The SeqDIM algorithm is a meta-algorithm. It requires a sequential pattern mining algorithm for discovering sequential patterns and an itemset mining algorithm to deal with the dimensions. In our implementations, we have used the PrefixSpan algorithm (Pei et al., 2004) for sequential pattern mining and the Apriori algorithm (Agrawal & Srikant, 1994) for dealing with the dimensions. PrefixSpan is a very fast algorithm. However, Apriori is not the most efficient algorithm. It could be replaced by FPGrowth in future version for more efficiency.

Note also that SeqDIM can generate a lot of patterns.

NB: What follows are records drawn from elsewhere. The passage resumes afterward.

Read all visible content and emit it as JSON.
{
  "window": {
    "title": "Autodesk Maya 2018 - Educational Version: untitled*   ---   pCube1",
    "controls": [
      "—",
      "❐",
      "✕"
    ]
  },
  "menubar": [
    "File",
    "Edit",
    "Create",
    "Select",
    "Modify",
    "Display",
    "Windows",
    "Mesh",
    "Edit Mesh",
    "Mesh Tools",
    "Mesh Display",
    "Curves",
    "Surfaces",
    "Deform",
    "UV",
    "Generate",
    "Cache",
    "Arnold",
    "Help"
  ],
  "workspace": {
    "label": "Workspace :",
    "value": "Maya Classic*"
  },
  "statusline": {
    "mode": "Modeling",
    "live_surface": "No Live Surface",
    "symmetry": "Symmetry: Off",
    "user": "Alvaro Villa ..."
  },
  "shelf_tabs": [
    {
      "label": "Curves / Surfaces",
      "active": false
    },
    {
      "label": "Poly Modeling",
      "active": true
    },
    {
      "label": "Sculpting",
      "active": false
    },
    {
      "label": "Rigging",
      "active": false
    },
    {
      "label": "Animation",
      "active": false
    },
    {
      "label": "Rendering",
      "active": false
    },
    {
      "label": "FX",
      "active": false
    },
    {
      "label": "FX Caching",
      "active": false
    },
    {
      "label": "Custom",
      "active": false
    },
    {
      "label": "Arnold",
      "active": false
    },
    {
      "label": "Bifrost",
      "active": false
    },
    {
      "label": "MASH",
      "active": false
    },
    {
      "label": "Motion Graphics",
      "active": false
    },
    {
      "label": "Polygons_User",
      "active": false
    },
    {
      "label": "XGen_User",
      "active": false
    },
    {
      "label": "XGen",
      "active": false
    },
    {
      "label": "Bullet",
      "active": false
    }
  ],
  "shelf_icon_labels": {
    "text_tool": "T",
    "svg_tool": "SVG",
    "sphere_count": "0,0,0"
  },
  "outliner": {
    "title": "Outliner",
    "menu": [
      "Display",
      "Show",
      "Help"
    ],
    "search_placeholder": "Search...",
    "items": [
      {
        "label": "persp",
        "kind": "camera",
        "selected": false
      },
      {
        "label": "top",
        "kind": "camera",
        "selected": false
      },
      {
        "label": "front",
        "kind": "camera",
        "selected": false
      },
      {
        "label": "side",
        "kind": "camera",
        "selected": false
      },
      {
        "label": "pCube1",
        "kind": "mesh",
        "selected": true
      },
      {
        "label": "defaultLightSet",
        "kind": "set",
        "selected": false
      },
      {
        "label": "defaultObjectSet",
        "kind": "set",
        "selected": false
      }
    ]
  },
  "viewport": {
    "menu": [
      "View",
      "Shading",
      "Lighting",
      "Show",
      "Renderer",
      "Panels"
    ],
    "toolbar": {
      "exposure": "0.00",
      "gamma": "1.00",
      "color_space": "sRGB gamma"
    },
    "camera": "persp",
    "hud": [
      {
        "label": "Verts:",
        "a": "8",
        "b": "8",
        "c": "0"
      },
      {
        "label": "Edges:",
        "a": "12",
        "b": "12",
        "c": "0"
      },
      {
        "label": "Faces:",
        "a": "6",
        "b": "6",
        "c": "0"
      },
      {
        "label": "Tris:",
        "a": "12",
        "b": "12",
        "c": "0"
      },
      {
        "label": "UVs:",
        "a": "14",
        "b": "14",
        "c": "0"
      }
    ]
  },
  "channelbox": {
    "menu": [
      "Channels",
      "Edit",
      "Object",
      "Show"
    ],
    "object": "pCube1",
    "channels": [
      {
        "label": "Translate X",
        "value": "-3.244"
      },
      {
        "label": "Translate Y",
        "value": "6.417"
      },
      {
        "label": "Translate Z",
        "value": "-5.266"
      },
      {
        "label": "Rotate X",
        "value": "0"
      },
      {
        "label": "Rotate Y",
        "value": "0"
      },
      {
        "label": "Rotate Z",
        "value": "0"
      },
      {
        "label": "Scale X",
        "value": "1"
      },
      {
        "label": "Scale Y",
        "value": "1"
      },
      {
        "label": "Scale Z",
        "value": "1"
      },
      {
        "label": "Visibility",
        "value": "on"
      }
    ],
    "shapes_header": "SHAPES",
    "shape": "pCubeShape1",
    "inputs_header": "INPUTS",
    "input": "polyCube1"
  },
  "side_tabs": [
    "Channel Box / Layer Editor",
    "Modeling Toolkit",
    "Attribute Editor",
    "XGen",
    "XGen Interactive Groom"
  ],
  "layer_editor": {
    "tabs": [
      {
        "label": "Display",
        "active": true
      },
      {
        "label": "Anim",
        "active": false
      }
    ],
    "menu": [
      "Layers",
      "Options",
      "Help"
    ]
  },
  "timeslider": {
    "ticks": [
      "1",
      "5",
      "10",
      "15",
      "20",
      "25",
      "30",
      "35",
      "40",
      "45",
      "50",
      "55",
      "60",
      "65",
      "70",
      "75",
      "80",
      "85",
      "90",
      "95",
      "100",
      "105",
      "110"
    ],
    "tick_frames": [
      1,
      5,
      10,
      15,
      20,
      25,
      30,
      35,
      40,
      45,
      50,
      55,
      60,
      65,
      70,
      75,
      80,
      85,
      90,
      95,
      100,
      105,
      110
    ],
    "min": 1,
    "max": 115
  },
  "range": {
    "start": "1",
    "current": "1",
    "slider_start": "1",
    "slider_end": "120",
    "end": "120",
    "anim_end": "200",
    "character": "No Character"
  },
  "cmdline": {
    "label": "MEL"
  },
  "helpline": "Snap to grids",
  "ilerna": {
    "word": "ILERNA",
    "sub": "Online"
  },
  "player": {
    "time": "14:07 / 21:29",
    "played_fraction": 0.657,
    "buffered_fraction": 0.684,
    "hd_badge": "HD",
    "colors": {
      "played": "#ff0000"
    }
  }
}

A solution to this problem is to use the algorithm by Songram et al., also offered in SPMF. This latter algorithm eliminates a lot of redundancy in patterns without any loss of information.

Also note that the implementation of SeqDIM in SPMF needs a little bit refactoring as it is currently integrated with the Fournier-Viger (2008) algorithm in the code. In a future version of SPMF, the two algorithms will be separated.

Where can I get more information about this algorithm?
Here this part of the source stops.